Prendre l’avion est pour le footballeur moderne aussi banal que de s’entraîner. La facilité d’utilisation, la multiplication des matchs et les moyens financiers pratiquement illimités des clubs génèrent un important trafic aérien, et des joueurs phobiques, comme pouvait l’être Dennis Bergkamp, paraissent de plus en plus inadaptés. A force, plus personne ne se pose la question du coût écologique et les abus sont parfois délirants. En novembre 2015, l’équipe d’Arsenal, sise dans le nord de Londres, prit ainsi l’avion à Luton pour atterrir… quatorze minutes plus tard à Norwich.

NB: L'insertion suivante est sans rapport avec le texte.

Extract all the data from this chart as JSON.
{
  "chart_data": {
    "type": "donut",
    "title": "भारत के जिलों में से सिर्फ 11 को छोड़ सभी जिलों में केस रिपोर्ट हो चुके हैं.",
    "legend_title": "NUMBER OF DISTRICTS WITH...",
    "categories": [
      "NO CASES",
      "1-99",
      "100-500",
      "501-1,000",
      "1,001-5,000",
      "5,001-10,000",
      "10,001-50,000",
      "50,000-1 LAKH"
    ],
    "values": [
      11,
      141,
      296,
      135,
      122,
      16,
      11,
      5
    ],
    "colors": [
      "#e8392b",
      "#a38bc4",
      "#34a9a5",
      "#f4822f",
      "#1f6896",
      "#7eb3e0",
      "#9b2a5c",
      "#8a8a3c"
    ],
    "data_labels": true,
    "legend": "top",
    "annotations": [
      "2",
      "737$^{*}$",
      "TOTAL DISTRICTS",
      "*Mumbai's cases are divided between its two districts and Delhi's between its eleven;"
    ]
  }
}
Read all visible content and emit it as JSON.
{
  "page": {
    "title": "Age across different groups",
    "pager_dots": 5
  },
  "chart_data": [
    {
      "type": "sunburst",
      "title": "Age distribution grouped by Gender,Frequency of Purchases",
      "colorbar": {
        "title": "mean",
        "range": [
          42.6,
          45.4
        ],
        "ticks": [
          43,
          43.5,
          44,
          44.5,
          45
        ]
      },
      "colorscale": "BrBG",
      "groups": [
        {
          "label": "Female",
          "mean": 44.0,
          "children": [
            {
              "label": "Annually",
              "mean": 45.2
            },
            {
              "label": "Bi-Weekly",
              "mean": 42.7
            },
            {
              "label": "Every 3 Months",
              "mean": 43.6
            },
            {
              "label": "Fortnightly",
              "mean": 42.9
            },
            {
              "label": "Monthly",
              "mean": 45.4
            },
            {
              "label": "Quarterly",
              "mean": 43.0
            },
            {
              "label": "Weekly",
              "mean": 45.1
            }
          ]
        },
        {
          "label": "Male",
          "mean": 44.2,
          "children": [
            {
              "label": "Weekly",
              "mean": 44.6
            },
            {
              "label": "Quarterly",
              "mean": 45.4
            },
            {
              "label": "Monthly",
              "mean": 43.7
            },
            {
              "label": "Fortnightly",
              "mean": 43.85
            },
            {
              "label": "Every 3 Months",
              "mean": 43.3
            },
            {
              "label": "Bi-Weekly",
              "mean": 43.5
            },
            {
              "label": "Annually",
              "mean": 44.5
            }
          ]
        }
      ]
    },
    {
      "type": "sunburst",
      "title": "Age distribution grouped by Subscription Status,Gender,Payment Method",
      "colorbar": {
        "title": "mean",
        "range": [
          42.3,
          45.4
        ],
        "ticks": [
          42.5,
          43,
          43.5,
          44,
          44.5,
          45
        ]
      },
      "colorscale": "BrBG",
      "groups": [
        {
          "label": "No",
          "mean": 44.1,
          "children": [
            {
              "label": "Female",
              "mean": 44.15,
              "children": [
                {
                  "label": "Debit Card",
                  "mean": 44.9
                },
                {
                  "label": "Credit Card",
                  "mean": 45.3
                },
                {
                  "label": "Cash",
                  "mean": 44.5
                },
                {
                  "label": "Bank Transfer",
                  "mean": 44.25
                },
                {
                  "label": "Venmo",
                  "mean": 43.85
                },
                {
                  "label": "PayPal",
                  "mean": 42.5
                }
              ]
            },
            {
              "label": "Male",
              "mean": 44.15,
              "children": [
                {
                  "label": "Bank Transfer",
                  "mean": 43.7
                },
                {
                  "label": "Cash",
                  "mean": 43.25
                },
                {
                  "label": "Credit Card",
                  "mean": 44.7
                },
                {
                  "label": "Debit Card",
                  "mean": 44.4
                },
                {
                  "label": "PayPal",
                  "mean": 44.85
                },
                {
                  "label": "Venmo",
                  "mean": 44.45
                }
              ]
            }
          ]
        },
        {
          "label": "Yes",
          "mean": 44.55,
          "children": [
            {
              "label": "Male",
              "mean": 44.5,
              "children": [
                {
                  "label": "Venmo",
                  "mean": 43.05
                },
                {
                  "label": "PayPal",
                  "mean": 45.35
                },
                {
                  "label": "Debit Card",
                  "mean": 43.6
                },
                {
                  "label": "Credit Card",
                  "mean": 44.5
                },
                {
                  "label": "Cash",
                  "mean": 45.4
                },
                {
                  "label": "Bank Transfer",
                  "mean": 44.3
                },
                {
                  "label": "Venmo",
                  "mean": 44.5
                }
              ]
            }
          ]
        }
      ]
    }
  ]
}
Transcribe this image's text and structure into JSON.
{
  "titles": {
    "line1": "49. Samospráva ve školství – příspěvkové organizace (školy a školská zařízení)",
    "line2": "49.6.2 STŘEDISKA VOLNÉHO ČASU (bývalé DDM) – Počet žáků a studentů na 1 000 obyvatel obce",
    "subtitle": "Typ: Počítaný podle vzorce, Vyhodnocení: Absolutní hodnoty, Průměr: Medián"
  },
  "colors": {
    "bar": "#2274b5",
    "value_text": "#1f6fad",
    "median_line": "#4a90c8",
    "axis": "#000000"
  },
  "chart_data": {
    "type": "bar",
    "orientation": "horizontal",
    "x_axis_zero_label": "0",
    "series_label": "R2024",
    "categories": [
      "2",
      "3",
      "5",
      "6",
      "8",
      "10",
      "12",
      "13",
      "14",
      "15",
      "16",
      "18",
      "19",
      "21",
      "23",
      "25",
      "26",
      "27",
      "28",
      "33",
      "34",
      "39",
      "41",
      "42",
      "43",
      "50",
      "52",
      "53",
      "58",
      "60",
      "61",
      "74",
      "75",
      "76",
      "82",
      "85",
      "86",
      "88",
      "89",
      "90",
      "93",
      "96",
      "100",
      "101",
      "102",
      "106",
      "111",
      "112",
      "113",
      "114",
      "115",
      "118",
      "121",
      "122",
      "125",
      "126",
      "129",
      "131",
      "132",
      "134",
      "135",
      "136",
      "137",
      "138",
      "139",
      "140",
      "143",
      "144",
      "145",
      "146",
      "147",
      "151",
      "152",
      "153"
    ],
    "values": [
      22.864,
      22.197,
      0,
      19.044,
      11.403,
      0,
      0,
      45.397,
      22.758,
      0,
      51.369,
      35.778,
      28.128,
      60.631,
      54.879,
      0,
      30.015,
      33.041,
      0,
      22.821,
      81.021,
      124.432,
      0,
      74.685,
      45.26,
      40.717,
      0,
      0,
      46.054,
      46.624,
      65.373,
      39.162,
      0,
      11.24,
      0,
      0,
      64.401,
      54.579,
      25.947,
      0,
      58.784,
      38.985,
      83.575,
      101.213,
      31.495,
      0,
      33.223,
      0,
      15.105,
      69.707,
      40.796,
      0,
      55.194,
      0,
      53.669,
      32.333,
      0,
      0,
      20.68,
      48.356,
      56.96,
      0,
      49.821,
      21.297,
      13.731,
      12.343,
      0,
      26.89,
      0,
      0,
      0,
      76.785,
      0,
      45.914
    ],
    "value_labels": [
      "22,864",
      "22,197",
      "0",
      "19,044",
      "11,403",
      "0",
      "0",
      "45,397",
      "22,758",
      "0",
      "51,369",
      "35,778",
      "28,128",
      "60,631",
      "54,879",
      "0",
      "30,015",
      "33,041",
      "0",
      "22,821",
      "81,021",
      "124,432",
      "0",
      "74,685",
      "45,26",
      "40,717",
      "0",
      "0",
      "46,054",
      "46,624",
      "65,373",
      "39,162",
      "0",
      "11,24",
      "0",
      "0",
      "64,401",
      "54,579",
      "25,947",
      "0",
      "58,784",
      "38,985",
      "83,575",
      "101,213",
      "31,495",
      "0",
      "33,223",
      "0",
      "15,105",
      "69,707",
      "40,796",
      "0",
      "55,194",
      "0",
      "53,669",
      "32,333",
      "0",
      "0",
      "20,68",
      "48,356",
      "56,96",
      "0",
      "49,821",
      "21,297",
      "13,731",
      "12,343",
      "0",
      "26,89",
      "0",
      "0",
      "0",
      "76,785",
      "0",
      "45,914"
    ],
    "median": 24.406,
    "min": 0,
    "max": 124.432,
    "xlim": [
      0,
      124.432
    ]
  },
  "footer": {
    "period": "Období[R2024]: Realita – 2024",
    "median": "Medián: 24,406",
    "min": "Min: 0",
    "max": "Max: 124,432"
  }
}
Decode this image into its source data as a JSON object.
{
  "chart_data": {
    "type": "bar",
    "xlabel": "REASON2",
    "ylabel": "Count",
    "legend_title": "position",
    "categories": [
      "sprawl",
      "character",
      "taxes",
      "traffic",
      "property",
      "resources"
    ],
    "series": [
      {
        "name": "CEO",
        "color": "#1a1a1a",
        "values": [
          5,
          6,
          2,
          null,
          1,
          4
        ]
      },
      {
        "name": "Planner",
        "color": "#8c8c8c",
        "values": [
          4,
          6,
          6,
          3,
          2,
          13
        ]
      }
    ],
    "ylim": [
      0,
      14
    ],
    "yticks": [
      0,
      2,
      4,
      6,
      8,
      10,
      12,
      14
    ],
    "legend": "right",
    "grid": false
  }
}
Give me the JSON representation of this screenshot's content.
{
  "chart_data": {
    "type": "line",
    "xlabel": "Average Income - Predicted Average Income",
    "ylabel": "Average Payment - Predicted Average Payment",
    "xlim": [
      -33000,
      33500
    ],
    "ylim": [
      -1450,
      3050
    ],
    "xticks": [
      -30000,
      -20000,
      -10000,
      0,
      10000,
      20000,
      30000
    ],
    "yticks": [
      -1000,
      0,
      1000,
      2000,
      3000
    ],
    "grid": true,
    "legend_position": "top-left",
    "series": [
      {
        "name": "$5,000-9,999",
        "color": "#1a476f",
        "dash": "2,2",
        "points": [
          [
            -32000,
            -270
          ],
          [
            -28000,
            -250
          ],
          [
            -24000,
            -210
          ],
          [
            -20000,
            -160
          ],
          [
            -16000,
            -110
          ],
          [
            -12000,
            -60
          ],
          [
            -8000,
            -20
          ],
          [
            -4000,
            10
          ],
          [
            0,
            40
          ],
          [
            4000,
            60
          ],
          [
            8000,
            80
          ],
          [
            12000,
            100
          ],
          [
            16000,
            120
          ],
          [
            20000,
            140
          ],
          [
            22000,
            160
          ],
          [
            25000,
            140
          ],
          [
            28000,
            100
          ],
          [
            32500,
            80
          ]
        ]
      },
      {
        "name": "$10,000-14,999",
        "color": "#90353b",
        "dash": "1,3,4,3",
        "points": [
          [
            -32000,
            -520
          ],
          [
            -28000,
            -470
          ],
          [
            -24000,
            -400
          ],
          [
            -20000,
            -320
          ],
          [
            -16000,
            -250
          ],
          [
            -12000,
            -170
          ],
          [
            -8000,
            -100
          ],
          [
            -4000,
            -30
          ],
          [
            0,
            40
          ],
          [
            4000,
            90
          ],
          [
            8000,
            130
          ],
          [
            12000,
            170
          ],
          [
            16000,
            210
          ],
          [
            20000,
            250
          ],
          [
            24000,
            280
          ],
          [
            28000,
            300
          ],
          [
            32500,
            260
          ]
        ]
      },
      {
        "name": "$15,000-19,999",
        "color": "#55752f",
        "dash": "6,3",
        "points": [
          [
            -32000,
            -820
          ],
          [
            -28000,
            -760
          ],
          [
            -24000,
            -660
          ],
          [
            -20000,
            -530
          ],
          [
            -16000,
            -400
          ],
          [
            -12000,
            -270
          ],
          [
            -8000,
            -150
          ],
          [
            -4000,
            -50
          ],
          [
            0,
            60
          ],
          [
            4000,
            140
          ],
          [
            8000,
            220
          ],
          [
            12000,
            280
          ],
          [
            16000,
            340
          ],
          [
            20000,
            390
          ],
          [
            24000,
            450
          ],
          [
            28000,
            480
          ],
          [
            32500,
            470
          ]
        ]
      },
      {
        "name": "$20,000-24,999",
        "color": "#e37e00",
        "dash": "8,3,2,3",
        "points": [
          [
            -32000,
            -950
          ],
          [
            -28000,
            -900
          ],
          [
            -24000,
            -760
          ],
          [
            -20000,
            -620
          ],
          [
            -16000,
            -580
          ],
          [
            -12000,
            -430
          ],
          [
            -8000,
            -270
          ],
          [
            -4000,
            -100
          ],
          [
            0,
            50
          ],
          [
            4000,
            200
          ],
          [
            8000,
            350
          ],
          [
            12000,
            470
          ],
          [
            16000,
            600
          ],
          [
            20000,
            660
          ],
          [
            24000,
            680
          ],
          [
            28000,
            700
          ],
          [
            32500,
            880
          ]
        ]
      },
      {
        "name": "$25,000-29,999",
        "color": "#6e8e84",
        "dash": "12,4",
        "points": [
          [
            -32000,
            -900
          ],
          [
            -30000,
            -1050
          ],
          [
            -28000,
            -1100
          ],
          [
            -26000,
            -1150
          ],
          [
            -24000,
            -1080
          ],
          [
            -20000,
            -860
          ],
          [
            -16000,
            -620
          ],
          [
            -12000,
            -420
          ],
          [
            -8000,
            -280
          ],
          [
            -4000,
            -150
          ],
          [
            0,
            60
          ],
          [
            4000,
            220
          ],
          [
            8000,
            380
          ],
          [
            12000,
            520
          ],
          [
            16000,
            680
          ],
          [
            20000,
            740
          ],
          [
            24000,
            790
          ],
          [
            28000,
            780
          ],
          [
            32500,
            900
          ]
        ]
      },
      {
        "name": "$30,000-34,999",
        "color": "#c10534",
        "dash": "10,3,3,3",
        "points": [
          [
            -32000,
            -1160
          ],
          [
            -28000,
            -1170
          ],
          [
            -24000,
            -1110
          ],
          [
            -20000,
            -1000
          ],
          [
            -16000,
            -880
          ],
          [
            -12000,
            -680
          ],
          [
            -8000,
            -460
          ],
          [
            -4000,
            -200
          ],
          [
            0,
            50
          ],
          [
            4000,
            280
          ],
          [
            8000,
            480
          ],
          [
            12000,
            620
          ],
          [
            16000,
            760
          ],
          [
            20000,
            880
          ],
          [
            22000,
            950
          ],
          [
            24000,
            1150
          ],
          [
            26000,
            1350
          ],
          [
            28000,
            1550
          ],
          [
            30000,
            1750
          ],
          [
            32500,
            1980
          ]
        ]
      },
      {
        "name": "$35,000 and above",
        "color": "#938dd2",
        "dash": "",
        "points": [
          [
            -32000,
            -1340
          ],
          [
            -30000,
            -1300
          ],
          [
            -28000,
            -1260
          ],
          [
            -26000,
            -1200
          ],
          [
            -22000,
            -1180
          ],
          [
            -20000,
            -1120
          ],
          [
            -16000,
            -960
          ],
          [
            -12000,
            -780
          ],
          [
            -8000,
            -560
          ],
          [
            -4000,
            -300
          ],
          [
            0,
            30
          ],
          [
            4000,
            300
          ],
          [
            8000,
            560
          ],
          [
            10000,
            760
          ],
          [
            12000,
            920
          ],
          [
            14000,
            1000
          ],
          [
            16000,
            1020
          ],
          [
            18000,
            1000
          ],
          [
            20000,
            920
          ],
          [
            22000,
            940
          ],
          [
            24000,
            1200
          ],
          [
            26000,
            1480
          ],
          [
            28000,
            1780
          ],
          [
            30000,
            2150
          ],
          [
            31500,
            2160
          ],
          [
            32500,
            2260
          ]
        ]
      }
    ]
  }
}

Un vol transatlantique pour encourager les copains

Ces derniers mois, la star brésilienne du PSG Neymar multiplia les allers-retours entre Paris, Rio et Barcelone pour soigner sa cheville, avec parfois des vols transatlantiques pour simplement faire constater une blessure ou pour faire acte de présence un soir de match important.

Lors de l’Euro 2016 en France, chaque équipe joua dans trois stades différents, et était basée dans une quatrième ville, souvent éloignée

Les morts accidentelles récentes du président de Leicester (hélicoptère) et de l’attaquant de Nantes Emiliano Sala (avion de tourisme à hélices), soulignent combien les joueurs de football sont de gros clients de vols privés, pour rentrer plus rapidement après un match (avion affrété par le club pour rapatrier les joueurs en sélection), pour leurs loisirs ou quelques jours de vacances à Hongkong ou Miami. Lors de la Coupe du monde 2006 en Allemagne, Sepp Blatter se mit en tête de voir tous les matchs (il y en avait souvent deux ou trois par jour dans des villes différentes), performance qu’il réalisa en abusant de son avion privé sobrement baptisé FIFA One.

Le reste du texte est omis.